This note is provided for information purposes only and does not constitute legal advice. Specific advice should be sought according to your circumstances.
The corporate in-house legal team’s role is to protect against both reputational and financial risk and to make sure commercial agreements represent the best interests of the company. However, working with startups demands a more pragmatic approach than usual; standard vendor contracts might not be appropriate for the proposed transaction. Standard legal processes may be lengthy and result in delays that pose a threat to the innovation process.
Working closely with your legal team will help you move through this stage of collaboration as efficiently as possible.
Make sure that your legal department understands the project’s priority level and is aware of the importance of speed in the transaction.
Discuss the possibility of expediting contracts with startups by putting in place a Heads of Terms or Memorandum of Understanding (MoU) agreement. These are shorter form documents that outline the key terms agreed between the parties and can reduce the length of legal negotiations, because the core of the agreement effectively already exists.
Large corporations commonly use in-house ‘standard-form’ contracts when entering into commercial relationships, because these agreements are designed to describe a legal relationship between two corporate entities. But their level of detail and complexity may be inappropriate for contracting with a startup.

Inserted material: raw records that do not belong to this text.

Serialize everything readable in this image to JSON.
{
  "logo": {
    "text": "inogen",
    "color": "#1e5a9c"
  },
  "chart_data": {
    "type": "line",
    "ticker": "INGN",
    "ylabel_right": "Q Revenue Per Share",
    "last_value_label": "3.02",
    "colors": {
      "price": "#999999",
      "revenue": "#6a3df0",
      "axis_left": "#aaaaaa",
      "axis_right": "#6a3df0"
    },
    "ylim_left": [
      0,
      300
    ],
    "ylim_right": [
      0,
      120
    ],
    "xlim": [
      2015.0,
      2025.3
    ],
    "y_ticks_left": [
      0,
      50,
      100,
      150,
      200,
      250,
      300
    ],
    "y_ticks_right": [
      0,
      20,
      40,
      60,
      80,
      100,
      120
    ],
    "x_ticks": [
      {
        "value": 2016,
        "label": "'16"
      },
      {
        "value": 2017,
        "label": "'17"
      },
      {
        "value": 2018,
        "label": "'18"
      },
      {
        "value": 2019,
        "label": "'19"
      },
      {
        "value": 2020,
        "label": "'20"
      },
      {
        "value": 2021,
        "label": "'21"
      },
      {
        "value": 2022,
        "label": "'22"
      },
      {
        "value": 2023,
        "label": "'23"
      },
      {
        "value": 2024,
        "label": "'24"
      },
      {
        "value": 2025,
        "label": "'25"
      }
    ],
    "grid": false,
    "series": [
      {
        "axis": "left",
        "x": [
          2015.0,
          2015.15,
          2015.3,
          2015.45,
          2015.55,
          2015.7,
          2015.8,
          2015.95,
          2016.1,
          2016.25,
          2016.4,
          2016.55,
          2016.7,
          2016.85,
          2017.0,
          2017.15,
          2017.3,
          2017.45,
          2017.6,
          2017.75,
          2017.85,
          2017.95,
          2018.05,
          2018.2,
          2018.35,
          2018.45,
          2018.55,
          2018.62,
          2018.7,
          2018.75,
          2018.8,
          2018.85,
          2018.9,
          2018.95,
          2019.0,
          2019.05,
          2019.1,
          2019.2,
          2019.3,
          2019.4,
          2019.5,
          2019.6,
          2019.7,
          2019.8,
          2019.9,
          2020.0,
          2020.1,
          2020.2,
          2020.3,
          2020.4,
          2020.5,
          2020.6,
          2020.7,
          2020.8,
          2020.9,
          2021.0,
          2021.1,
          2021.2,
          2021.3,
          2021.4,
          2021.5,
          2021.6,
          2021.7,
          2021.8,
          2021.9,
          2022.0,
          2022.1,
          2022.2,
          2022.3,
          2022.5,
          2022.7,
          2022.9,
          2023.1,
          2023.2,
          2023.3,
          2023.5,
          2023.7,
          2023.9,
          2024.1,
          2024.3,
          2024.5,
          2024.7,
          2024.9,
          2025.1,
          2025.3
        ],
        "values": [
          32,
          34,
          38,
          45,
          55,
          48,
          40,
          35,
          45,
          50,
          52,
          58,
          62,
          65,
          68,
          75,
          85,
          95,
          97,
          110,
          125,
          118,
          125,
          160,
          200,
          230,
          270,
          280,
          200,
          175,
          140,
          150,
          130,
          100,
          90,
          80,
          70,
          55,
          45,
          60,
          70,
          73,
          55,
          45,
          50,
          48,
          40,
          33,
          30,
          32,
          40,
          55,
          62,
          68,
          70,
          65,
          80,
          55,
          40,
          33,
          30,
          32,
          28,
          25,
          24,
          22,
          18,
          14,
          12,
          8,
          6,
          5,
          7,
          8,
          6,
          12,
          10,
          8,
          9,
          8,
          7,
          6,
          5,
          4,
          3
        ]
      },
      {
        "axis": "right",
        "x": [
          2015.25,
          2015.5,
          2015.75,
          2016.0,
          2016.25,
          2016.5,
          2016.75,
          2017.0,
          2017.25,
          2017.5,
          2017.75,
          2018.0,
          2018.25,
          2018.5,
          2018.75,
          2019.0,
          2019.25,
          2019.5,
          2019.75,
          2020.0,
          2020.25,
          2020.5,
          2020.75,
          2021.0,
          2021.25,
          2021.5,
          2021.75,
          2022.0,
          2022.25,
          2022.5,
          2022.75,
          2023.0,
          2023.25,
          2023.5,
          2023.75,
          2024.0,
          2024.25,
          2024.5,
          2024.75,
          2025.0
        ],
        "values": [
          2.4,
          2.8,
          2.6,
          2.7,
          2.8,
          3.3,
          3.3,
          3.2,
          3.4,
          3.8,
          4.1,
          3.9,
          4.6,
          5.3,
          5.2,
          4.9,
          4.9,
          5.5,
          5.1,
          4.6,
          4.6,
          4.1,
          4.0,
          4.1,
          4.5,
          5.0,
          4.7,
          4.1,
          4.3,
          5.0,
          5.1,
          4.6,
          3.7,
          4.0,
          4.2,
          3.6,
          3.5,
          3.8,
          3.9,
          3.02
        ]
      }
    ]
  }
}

Many of the terms in a standard-form contract may need to be simplified or removed altogether. Bear in mind that amending these types of contracts can be expensive for startups in terms of management time and legal fees, especially in the early stages of their lifecycle. Pragmatism, flexibility and a timely approach to the deal will help ensure that the deal doesn’t fall over before it has even been signed. Set the tone for open communication to establish a good commercial relationship.
The startup will want to be sure that the contract is appropriately tailored to the deal and that the provisions fairly reflect its position. It may choose to propose a first draft of the agreement itself or share its own bespoke terms and conditions, which may be a more relevant starting point.
Ideally, both the commercial team and the legal team within the corporate will work side-by-side to ensure that the corporate puts forward one aligned position. This will negate the need to unravel any terms which the startup may have felt had already been commercially agreed.
Consider working with your legal team to create a brief legal contract specifically for working with startups, designed for faster completion. If you do, it should aim to appropriately apportion risk without being prohibitively burdensome for startups. The terms will of course depend on your sector and the types of startups you contract with.
Irrespective of the subject matter of any commercial arrangement, a few areas will be of underlying importance when negotiating legal contracts:
● Payment terms
● Intellectual Property
Also consider data protection, commercial arrangements and specific regulations within regulated sectors
A successful negotiation process relies on clear communication between relevant stakeholders, the timely involvement of the legal team and alignment on key contractual terms. This will ensure that any agreement reached adequately reflects the commercial terms and has the approval of your external or in-house legal team. It will also help to prevent unnecessary delays.
Although sometimes it’s more efficient to go straight to negotiating the detailed contract itself, you can speed the process by making sure that fundamental commercial terms are agreed before legal documents are put into play. They then form the basis of the contract, leading to a smoother legal process. Start to work with your legal team early on to document any agreed terms in a summary email or, if a more formal approach is required, a Heads of Terms or Memorandum of Understanding document.
Discuss with your legal team whether the legal aspects of startup engagements can be streamlined and processes optimised. This would reduce additional work and delays.
Whilst there will always be a need for individual contract elements in open innovation, some areas differ to regular contracts and could be standardised to create a fit-for-purpose open innovation contract. Standardised contracts should be optimised to protect against an appropriate level of risk for the transaction type and therefore speed up the legal process and the whole transaction.